El pasado es un espacio brumoso que la Historia se empeña en relatarnos, pero donde nunca se alcanza la verdad última de los acontecimientos ya vencidos. Ahí es donde se deslizan perfectamente historias como esta «La tierra del odio«, con su escenografía de bruma extraña entre los pies, sobre los pasos dados en un terreno de relieve indescifrable. Un mismo lugar donde por momentos parecen interactuar personajes de diferentes épocas. Cada cual con su verdad, cada cual con sus remordimientos, culpas, penas y venganzas consumadas.
En «La tierra del odio» también descubrimos que el pasado es un mosaico compuesto de intrahistorias que ocupan su lugar, entre los sucesos conocidos de un lado y los mitos y leyendas del otro lado. La intrahistoria que se relata en esta novela tiene ese gusto a lo atávico, al miedo ancestral que empapa vidas y vivencias de los habitantes de cualquier lugar. Todavía más sí se trata de un escenario de aquella España del siglo XX salpicada de contrastes. Entre iconografías religiosas, oscurantismo, superstición y temores tanto al Dios vengativo como al Diablo tentador…
Me viene a la memoria un pequeño pueblo del Moncayo, Trasmoz, el único pueblo excomulgado oficialmente por la Iglesia. Las maldiciones se encargan de estigmatizar no solo este pequeño pueblo moncaíno sino muchos otros. Pero lo más curioso es que, al final, el único miedo cierto es el que hay que tener a los vivos, no ya a los que están muertos y a sus fantasmas. Al menos eso decía mi abuelo.
Lo digo porque toda maldición se alimenta siempre de animadversión humana, de odios fatales, de venganza, de sangre y de juramentos. Y aquí es donde engarza de nuevo el argumento de «La tierra del odio». Porque ese es el caldo de cultivo perfecto para que lo peor de lo humano aflore. Y su máxima representación es una guerra, más aún una Guerra Civil. Durante este conflicto fratricida y aun después, el hermano vencido reclama venganza y el hermano vencedor pretende sumir en la ignominia a la sangre de su sangre. La noción de lo cainita como una fuerza capaz de destapar al peor monstruo de lo humano.
Lo más atroz al final trata de ocultarse, de sepultarse bajo la tierra de la memoria colectiva. Pero queda, siempre queda la tierra del odio, esta tierra que nos presenta aquí Ricardo Hernández. No hay motivo más fuerte que ese odio para el crimen pasional, para el arrebato violento, para el anhelo homicida.
Si estos fundamentos, bien claros en esta historia, son capaces de despertarnos el espanto, le añadimos la duda del mito, del posible miedo atávico como una fuerza entre lo esotérico y lo telúrico, capaz también de componer el escenario perfecto para que el mal campe a sus anchas.
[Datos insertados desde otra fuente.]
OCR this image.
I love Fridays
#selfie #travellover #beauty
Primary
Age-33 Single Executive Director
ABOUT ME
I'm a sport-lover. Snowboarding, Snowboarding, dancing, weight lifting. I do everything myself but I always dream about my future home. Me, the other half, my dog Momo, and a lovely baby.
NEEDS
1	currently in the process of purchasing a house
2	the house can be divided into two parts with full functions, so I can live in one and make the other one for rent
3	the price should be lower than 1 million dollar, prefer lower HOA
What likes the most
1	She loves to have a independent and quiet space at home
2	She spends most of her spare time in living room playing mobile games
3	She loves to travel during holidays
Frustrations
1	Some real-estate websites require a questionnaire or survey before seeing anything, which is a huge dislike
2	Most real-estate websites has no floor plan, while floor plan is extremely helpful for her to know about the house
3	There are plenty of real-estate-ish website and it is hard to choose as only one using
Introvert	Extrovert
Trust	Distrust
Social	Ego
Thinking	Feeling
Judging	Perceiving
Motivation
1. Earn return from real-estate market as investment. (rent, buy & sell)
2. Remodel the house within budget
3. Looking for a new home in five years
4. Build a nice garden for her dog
Muchas sorpresas, de las que despiertan el escalofrío y remueven por dentro, nos esperan en esta novela de composición en oscuros tonos polícromos. Porque la trama va de miedo, de terror, de ese extraño frío de vivir cuando el mal acecha como una gélida corriente.
Sensaciones que se extienden y prolongan entre saltos temporales que no hacen sino afianzar la idea de que puede haber lugares malditos donde el ser humano enloquece. O donde las personas pueden ser conducidas hacia su peor versión por las fuerzas más insospechadas.